I love instant gratification.  And they're comfy!

(As a side note, these are not actually sewn, I needle felted them with my super cool needle felting machine -- even more fun!)

Wednesday, February 16, 2011

The cure for a Bad Attitude

Today is a Mom day. That means that I don't work for money, but instead focus primarily on raising kids. And homeschooling, cleaning the house and such. Things were going swell until, oh, maybe 10:00 am. Most of the morning chores were done, and Bennet was done with his reading. Tommy was being a total pill, and I couldn't get the dishes finished because he was constantly needing attention. So I sat down on the couch to cuddle him and have Lisel start her reading.

Bennet took this as a cue to wind everyone up as much as possible, and the fighting began. "I'm playing with this, you get away", and "But I had it first", and "I got what you wan-ted" were abounding. My attitude was headed south fast too.

The mantra of Ann's book is "Eucharisteo always precedes a miracle". I, in my less-poetic life have translated it to "Gratitude precedes a miracle". And I needed a miracle if our attitudes this morning were to be salvaged.

So I got out my new notebook - the one bought on Valentine's day evening, so that I would actually write things down rather than wait to turn on the computer. And I called the kids together.  I told them that it was a list of some of the gifts that God has given me, and that I'm thankful for. I read to them "Children waking up singing", "Crunchy snow under my shoes", and "Birds returning for spring". Then I asked them what sorts of good gifts God had given them. We went around in circles, each saying one, around and around. "My toolbox", "my bed", "dollys for my birthday" started off the mix, then "kittens at Papa Deweys", "horses" and "designs of clouds in the sky".

Happier now, we took a walk. At the kids' request we took along the notebook, and a lunch, and continued. As we enjoyed the first picnic of spring the kids added "the pretty rocks in the park", "little baby pine trees", "shiny bikes" and a host of others.
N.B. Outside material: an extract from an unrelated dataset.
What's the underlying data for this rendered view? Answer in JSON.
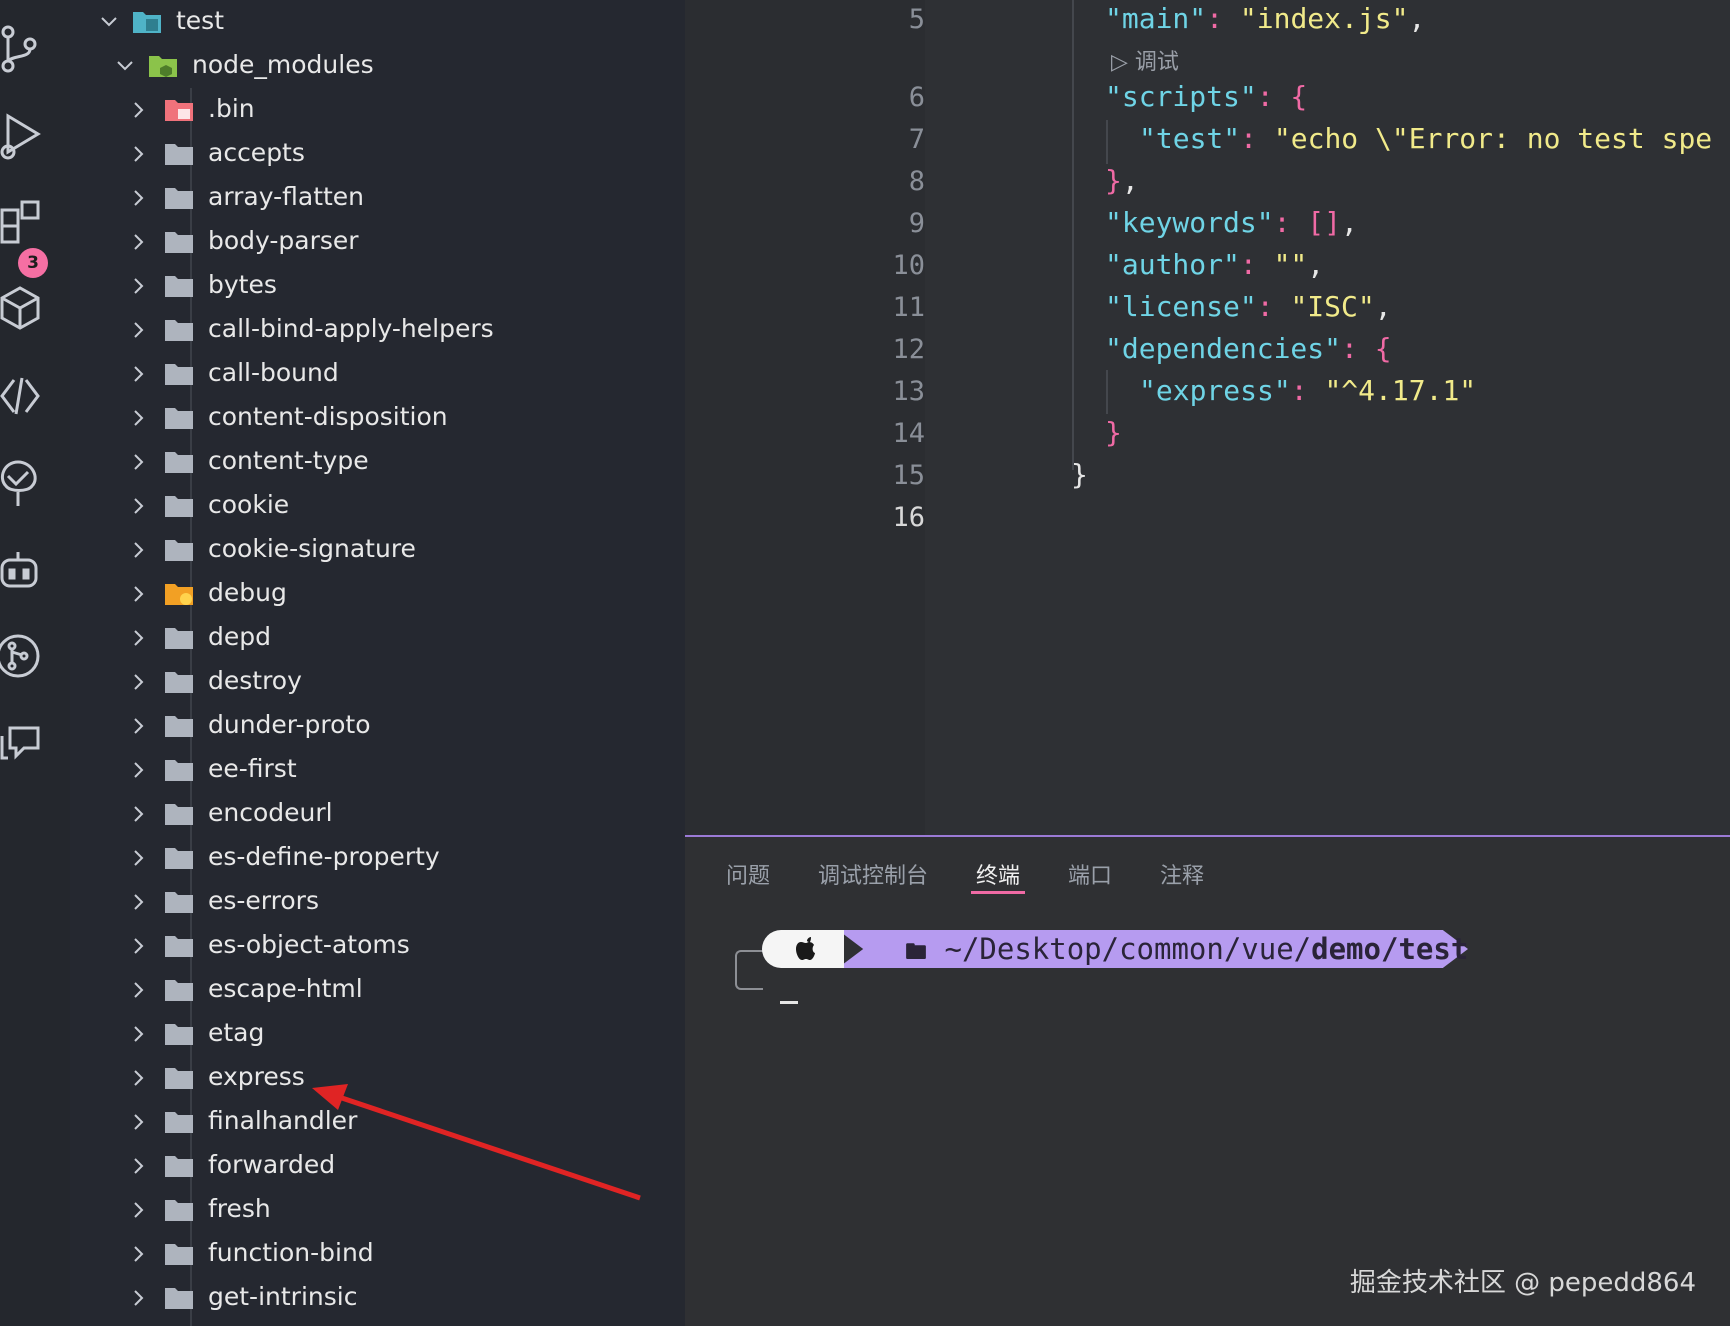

The kids alone added nearly eighty entries in that new notebook this morning.

And the miracle happened. From the time I showed them my notebook until we were just getting ready to pack up and head home, there wasn't a single unkind word uttered among the children (wish I could say so for myself). Matt offered to share his scooter on the walk, and they all took turns willingly. Bennet took extra time to help Josephine, Mattias and Thomas on the slides. Lisel quickly and happily obeyed when I asked her to change the laundry really quick before we left (that's her chore). It was almost surreal.

So, in thanksgiving for the power of gratitude, I'm going to copy here, the entries from this morning in new gratitude journal. These are God's gifts to us, and we are so grateful for them!

(Oh, and I tried to take pictures to accompany some of these, but the camera won't work for me today. Notice that's not on my list....)  

holy experience

One thousand gifts, numbers 131 - 203 (Child additions are in blue, with repeats among the kids omitted)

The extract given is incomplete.